Set this up once and it runs every morning without you touching anything:

claude -p "Write a Python script called morning_digest.py that: 1) reads Memory.md and surfaces any open actions due today 2) reads any new files added to /raw-sources/ in the last 24 hours 3) prints a clean briefing to the terminal. Then schedule it as a cron job every morning at 7:30am." --allowedTools Bash,Write

Every morning you open your laptop to a summary of what needs your attention and what new knowledge has been added. You set it up once. It never stops working.

PROCESS A CALL TRANSCRIPT

After any meeting or client call:

claude -p "Read the transcript in /raw-sources/call-today.md. Extract every decision made, every action item with owner and deadline, and a 3-bullet summary. Add actions to /wiki/action-tracker.md, log decisions to /wiki/decision-log.md, and create a topic page linking back to this transcript." --allowedTools Bash,Write,Read

Every decision filed, every action tracked, nothing lost to chat history ever again.

WHAT YOU CAN BUILD WITH THIS

Personal knowledge base: tracking your goals, health, self-improvement. Filing journal entries, articles, podcast notes, and building a structured picture of yourself over time.

Research wiki: going deep on a topic over weeks or months.
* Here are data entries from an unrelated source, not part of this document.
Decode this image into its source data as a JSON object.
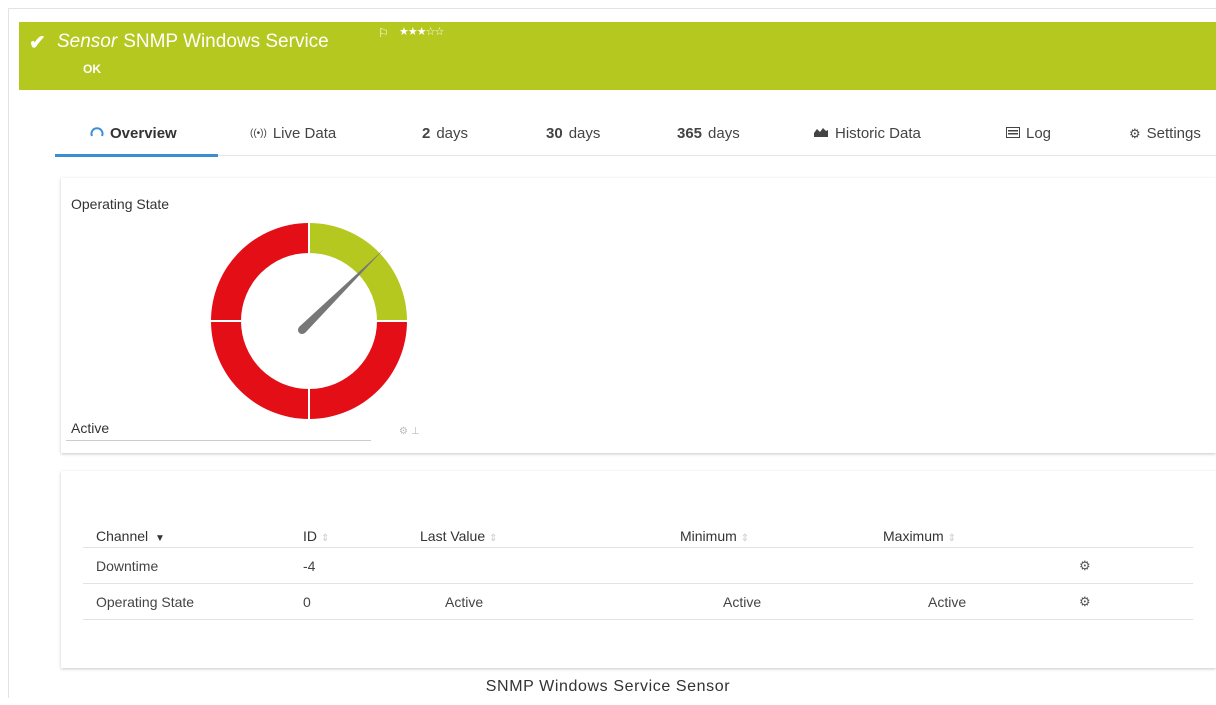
{
  "header": {
    "kind": "Sensor",
    "name": "SNMP Windows Service",
    "status": "OK",
    "stars": "★★★☆☆",
    "color": "#b5c81f"
  },
  "tabs": [
    {
      "icon": "gauge-icon",
      "label": "Overview"
    },
    {
      "icon": "live-data-icon",
      "label": "Live Data"
    },
    {
      "num": "2",
      "label": "days"
    },
    {
      "num": "30",
      "label": "days"
    },
    {
      "num": "365",
      "label": "days"
    },
    {
      "icon": "area-chart-icon",
      "label": "Historic Data"
    },
    {
      "icon": "log-icon",
      "label": "Log"
    },
    {
      "icon": "gear-icon",
      "label": "Settings"
    }
  ],
  "gauge": {
    "title": "Operating State",
    "value_text": "Active"
  },
  "table": {
    "columns": [
      "Channel",
      "ID",
      "Last Value",
      "Minimum",
      "Maximum"
    ],
    "rows": [
      {
        "channel": "Downtime",
        "id": "-4",
        "last": "",
        "min": "",
        "max": ""
      },
      {
        "channel": "Operating State",
        "id": "0",
        "last": "Active",
        "min": "Active",
        "max": "Active"
      }
    ]
  },
  "caption": "SNMP Windows Service Sensor",
  "colors": {
    "accent": "#3a8fd4",
    "ok": "#b5c81f",
    "error": "#e30e16"
  }
}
Reading papers, articles, reports, and incrementally building a comprehensive wiki with an evolving thesis.

Book companion wiki: filing each chapter as you go, building out pages for characters, themes, plot threads, and how they connect. By the end you have a rich companion wiki that makes re-reading unnecessary.
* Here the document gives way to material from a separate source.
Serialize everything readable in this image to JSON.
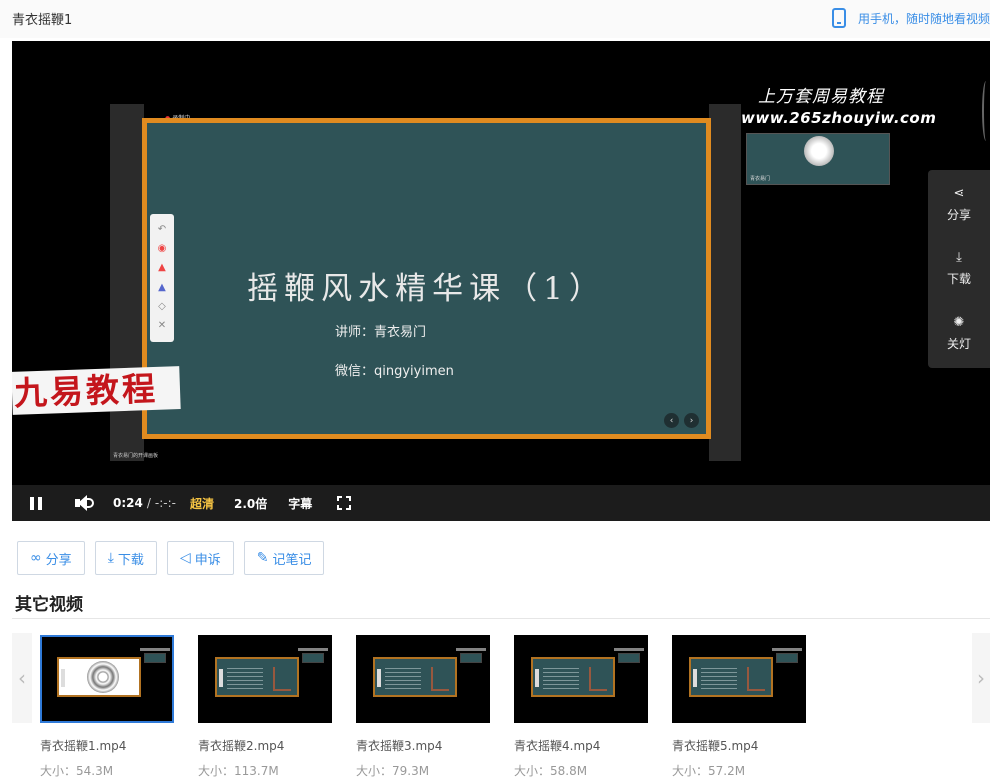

Business wiki: an internal wiki fed by Slack threads, meeting transcripts, project documents, customer calls. The wiki stays current because the AI does the maintenance that nobody on the team wants to do.

Competitive analysis vault: monitoring competitor pricing, features, hiring, and positioning. Every new data point gets integrated into the existing picture automatically.

Client knowledge vault: everything you know about each client in one searchable system that updates itself.

Course notes: building a comprehensive study wiki as you take a course, with the AI cross-referencing concepts across lectures.

TIPS AND TRICKS

Install the Obsidian Web Clipper browser extension. It converts any web article to markdown with one click. This is the fastest way to get sources into your raw collection.

Use Obsidian's graph view. It is the best way to see the shape of your wiki. What is connected to what, which pages are hubs, which are orphans.

Install the Dataview plugin. If the AI adds tags and dates to wiki pages, Dataview can generate dynamic tables and lists automatically.

Put your vault in a git repo. The wiki is just markdown files. You get version history, branching, and collaboration for free.

You do not need Obsidian to make this work. A folder of markdown files and a good schema file will outperform a fancy tool stack 90% of the time. Obsidian is just a nice window to look through. The real system is the folders, the schema, and the AI.